Under the sentencing guidelines, the offense level will usually be determined by the offense level of the underlying conduct. U.S.S.G. § 2E1.1. If, as here, the underlying conduct is wire fraud, the offense level increases based on the amount of money lost. U.S.S.G. § 2F1.1.


The Court made clear that it would not interpret civil RICO narrowly in Sedima, S.P.R.L. v. Imrex Co., 473 U.S. 479 (1985). The Court noted that its broad interpretation of civil RICO "is amply supported by our prior cases and the general principles surrounding the statute.... This is the lesson not only of Congress's self-consciously expansive language and overall approach,... but also of its express admonition that RICO is to `be literally construed to effectuate its remedial purposes.'" Id. at 497-98 (citation omitted) (quoting Pub. L. 91-452 § 904(a), 84 Stat. 947). The Court further explained: "The statute's `remedial purposes' are nowhere more evident than in the provision of a private action for those injured by racketeering activity.... RICO was an aggressive initiative to supplement old remedies and develop new methods for fighting crime.... While few of the legislative statements about novel remedies and attacking crime on all fronts... were made with direct reference to § 1964(c), it is in this spirit that all of the Act's provisions should be read." Id. at 498 (citations omitted). The Court noted the concern of the Court of Appeals over the uses to which civil RICO was being put but explained that these uses are "hardly a sufficient reason for assuming that the provision is being misconstrued." Id. at 499The Court stressed the expansive take it had on civil RICO by noting: "`[T]he fact that RICO has been applied in situations not expressly anticipated by Congress does not demonstrate ambiguity. It demonstrates breadth.'" Id. (quoting Haroco, Inc. v. Am. Nat'l Bank & Trust Co. of Chi., 747 F.2d 384, 398 (7th Cir. 1984) (alteration in original). See also, e.g., H.J. Inc. v. Northwestern Bell Tel., Co., 492 U.S. 229, 236 (1989) (commenting that the breadth of the predicate offenses and Congress's failure to interpret the term "pattern" in the statute applies to criminal and civil applications of the Act); Sedima, 473 U.S. at 493 (rejecting a restrictive interpretation of § 1964(c) that would have made a criminal conviction a prerequisite for a civil RICO suit).

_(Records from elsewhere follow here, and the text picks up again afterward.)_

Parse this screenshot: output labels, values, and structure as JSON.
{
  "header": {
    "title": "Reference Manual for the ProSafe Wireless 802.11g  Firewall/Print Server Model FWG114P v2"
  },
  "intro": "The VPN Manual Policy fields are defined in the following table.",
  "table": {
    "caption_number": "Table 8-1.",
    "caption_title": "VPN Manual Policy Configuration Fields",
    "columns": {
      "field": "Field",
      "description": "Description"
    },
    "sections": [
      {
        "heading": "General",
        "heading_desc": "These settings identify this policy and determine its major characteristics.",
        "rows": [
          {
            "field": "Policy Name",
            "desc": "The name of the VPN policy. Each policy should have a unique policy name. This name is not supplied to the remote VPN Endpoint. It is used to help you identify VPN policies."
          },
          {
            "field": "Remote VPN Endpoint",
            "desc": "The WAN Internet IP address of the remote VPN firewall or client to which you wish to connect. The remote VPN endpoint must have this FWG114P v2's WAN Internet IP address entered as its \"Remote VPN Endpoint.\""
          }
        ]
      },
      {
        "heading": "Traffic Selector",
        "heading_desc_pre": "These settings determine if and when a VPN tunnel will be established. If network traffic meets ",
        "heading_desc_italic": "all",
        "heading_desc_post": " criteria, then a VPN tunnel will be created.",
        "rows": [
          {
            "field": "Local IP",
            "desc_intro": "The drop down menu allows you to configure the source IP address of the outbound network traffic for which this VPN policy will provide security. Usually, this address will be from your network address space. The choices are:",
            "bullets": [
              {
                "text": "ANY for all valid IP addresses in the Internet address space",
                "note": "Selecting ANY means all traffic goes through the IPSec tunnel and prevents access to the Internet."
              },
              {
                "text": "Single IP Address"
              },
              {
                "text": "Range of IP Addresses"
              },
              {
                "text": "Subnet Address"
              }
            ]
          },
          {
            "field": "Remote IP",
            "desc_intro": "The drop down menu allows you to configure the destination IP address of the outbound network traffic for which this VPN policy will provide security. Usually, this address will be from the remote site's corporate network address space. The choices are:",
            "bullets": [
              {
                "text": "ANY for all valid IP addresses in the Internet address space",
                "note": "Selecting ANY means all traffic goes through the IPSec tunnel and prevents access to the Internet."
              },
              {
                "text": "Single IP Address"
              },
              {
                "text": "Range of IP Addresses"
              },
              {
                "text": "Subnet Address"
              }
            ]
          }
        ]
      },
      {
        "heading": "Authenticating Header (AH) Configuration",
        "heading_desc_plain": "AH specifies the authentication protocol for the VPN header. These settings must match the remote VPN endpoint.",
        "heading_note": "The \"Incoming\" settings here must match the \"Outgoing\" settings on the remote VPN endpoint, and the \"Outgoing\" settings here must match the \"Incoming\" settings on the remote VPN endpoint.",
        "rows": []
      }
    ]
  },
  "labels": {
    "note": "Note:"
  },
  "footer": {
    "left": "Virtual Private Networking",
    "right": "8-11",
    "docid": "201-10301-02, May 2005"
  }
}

Notably in both the civil and criminal context, the lost tax revenue does not itself constitute the penalty exacted. Instead, the fine, jail time, or damages assessed simply use the lost revenue as a factor to be employed - after appropriate multiplication, etc. - to determine the size of the civil or criminal penalties to be imposed.


As the Supreme Court has noted, the civil and criminal remedies taken together mean that "RICO provides for drastic remedies." H.J. Inc., 492 U.S. at 233.


In support of its holding that civil RICO suits against "legitimate" business enterprises were permissible in addition to those brought against organized crime organizations, the Supreme Court stated: "Yet this defect -if defect it is - is inherent in the statute as written, and its correction must lie with Congress. It is not for the judiciary to eliminate the private action in situations where Congress has provided it...." Sedima, 473 U.S. at 499-500.


The majority characterizes the issue in this case as whether Congress intended to abrogate the revenue rule when it passed RICO. As is apparent from my dissent, I view the issue differently. For me, the question is whether Congress, in RICO, created a cause of action giving rise to damages, and did so without regard to the existence of the revenue rule.